Another recruitment tactic involves four- to eight-week preceptorships. "The idea is that if you get enough nurses and expose them to the rewards and challenges, a few of them might stick around," explained Kathleen Kirby, program coordinator for the Rural California Nursing Preceptorship Program, based at California State University, Chico. Kirby is responsible for the Northern California area and has gone as far south as Long Beach to recruit students into the program. According to Kirby, the program places 75 nurses a year. Sixty-five per cent are offered jobs, and about half of those accept; many of those who accept do so because of the loan repayment program. "The loan repayment is a big carrot, but still a short-term answer," she said.

To get around the problem of short-term employment, the "grow your own" strategy has gained favor. Employers identify promising nursing assistants or LVNs living and working in the community and pay for their further education. While initially expensive, many recruiters say they’ve found it a better long-term investment.

Harsh realities

Among the problems that plague rural areas, the economic realities of health care loom large. When cutbacks occur in urban areas, there are more facilities to share the burden.

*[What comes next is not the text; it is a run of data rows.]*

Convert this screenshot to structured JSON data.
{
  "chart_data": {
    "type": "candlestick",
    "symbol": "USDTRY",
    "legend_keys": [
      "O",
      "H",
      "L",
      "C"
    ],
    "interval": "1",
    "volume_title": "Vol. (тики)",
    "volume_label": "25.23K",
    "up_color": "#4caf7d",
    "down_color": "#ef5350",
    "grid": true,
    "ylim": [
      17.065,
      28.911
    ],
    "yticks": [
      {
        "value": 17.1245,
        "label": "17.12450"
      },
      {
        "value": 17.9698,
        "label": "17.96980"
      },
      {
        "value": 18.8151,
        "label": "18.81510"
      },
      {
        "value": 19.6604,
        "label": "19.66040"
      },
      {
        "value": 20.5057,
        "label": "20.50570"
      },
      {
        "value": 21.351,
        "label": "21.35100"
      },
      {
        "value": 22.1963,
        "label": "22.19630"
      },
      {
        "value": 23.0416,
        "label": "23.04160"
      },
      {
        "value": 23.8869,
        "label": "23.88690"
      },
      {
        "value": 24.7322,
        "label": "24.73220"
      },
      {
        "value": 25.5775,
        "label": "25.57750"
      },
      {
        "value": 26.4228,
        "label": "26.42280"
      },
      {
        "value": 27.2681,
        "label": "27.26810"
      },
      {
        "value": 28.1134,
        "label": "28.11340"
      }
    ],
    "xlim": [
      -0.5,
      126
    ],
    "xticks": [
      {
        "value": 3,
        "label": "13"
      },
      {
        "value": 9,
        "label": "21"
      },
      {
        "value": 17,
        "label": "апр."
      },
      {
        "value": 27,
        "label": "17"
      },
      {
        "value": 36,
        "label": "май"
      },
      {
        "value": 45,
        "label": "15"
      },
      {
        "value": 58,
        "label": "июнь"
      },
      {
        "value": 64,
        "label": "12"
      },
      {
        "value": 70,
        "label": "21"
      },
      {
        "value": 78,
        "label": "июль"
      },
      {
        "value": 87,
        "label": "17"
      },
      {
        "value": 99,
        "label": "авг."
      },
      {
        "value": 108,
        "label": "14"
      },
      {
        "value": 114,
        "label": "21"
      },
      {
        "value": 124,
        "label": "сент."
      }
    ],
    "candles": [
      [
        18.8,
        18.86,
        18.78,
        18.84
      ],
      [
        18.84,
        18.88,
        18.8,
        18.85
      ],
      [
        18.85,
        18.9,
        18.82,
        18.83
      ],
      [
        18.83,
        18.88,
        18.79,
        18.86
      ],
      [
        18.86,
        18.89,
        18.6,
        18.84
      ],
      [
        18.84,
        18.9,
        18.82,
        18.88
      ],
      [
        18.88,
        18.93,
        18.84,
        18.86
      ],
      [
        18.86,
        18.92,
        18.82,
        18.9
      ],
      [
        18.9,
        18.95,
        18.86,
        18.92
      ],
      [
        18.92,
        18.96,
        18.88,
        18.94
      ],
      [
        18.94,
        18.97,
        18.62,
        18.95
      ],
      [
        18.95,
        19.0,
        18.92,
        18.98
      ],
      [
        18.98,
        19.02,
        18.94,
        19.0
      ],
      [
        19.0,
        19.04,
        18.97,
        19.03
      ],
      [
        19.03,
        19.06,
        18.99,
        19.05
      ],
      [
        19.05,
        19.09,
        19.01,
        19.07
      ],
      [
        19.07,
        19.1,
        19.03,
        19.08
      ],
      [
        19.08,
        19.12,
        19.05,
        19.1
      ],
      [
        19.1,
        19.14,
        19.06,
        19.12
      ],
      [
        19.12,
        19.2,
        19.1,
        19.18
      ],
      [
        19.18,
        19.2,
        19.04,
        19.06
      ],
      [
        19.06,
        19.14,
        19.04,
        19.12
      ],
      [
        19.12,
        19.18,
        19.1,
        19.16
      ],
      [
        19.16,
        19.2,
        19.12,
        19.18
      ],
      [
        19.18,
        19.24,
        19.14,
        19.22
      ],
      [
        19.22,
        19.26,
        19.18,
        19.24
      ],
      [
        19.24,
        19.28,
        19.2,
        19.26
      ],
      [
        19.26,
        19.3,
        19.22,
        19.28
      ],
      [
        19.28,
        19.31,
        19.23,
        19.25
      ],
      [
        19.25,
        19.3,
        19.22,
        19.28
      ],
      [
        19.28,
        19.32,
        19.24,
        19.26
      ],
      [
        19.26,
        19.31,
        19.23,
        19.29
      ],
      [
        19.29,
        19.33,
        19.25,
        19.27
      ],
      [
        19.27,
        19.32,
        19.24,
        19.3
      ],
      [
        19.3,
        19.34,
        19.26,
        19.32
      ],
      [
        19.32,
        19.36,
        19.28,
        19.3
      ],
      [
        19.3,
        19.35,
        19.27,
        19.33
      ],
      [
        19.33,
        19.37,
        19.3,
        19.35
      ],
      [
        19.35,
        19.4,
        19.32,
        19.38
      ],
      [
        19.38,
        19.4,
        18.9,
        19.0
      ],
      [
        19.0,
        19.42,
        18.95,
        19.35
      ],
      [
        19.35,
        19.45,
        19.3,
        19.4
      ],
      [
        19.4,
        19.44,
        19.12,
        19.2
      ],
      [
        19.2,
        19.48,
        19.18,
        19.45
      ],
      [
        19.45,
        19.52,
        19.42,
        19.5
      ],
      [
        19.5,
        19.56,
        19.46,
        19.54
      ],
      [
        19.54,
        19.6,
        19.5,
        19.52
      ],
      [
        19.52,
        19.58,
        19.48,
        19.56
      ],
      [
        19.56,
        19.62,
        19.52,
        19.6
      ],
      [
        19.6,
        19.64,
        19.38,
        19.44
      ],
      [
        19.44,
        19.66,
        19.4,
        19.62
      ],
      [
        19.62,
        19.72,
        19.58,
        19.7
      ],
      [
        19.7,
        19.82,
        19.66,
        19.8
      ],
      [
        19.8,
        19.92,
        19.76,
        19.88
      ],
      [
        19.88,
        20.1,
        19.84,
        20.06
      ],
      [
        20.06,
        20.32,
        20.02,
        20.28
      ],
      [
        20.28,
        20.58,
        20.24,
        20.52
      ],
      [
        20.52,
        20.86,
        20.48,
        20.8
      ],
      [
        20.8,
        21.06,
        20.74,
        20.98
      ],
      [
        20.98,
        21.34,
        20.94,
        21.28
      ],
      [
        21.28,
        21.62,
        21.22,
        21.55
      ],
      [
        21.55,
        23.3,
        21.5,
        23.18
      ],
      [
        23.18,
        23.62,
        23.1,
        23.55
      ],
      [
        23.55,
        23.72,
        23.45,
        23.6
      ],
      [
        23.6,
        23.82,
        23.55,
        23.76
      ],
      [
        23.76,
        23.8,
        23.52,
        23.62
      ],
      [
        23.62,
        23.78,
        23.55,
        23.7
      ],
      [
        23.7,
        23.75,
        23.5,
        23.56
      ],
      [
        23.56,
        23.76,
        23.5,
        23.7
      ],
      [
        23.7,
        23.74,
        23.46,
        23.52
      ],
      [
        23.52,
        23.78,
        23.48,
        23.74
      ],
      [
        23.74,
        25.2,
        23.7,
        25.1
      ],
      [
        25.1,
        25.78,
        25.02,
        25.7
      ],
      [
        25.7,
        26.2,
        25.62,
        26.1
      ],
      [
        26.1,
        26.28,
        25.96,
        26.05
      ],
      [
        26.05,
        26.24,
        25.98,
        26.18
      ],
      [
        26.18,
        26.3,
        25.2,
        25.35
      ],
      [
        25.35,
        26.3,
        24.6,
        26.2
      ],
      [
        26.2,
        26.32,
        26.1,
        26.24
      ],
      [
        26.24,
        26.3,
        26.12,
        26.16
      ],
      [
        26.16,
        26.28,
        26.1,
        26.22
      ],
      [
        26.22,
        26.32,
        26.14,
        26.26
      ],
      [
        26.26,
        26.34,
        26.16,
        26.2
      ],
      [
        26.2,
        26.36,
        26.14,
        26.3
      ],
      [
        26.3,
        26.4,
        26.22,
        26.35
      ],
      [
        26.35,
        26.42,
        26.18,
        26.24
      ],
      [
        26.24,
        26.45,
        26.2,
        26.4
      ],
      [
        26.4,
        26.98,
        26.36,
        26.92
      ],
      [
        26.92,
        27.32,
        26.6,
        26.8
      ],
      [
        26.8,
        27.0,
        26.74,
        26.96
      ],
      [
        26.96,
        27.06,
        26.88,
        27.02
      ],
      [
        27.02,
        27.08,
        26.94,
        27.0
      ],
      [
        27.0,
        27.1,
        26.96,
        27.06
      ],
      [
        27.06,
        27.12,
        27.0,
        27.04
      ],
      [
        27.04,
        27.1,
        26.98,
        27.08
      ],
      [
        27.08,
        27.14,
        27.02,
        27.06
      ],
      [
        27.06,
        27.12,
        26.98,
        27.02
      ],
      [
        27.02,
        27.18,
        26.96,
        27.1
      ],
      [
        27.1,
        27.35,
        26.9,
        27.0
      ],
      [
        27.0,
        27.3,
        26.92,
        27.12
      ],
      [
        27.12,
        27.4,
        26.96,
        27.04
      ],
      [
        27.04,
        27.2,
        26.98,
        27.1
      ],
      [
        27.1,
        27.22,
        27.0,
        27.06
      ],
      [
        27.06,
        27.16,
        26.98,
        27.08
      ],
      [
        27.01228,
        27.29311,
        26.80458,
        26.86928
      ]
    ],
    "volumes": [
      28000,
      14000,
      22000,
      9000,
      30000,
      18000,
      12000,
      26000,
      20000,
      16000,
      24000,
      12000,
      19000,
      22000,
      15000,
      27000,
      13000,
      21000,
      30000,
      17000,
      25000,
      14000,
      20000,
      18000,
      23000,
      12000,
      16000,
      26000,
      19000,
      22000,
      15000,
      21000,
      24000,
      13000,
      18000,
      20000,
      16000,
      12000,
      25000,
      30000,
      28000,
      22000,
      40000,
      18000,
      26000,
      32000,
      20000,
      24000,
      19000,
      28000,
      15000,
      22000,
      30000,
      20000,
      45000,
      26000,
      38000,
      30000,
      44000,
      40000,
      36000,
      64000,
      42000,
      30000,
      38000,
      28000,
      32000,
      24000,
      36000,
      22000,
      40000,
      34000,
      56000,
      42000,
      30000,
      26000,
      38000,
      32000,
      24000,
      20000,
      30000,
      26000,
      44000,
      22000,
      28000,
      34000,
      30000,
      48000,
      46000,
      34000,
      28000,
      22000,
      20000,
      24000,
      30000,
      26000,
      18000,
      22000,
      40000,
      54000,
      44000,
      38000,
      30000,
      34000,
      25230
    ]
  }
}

In a rural area, there may be one hospital or one clinic. "We have to cover people who fall in the gaps," Clarke said. "We have lots of working poor with no insurance."

When the Balanced Budget Act of 1997 was passed, rural hospitals had just begun to recover from Medicare’s 1983 prospective payment system for inpatient care. Skilled nursing and home care were still being reimbursed under a cost-based system, allowing rural facilities to shift costs to these areas somewhat. But the first phases of the ’97 legislation, implemented in July 1998, significantly altered payment for these areas and have left providers reeling. "Many of them were hit really hard," said Jeff Bauer, PhD, a health futurist and medical economist in Hillrose, Colo. "Home health agencies that were thriving in 1996 were mere shadows by the end of 1998."

Crystal ball

As for the future of rural nursing, experts say changes in the nursing shortage, the legislative winds in Sacramento and Washington, the general state of the economy, and technological advances will all play a part.

On the bad news side, there are dire predictions of an increased nursing shortage. BSN enrollments have been dropping for the past four or five years, and there is grave concern in some circles about the future availability of nursing school faculty. Kenneth Lowrance, MS, NP, RN, president of the Board of Nurse Examiners in Texas, has been looking at the trends and predicts a shortage worse than that in the 1970s. "The average age of current nursing school faculty is about 53 years old," he said. "Most of them will retire in the next 7 to 10 years. Many of the advanced practice nurses who might have gone into education are now going into practice. It’s going to be difficult to find qualified faculty, which will further limit enrollment."

On the good news side are the enormous changes under way in telemedicine. "This is a whole new realm," Bauer said, "and it will drop a lot of barriers." Ridgecrest Regional Hospital is already pursuing a grant for on-site telehealth education, which would enable it to "grow their own" nurses. Bauer predicts that education at all levels will be more available, consultations will be a keystroke away, nurses will be able to interact with far-away colleagues more easily, and satellite examinations will open a whole new world. "The new medical scene is in outpatient and telemedicine," he said. "I’m very optimistic about rural health."

Whatever the future brings, rural nurses seem tailor-made for the challenge. They’re so used to overcoming obstacles, wearing multiple hats, and switching gears, that the future may seem to them a lot like the past.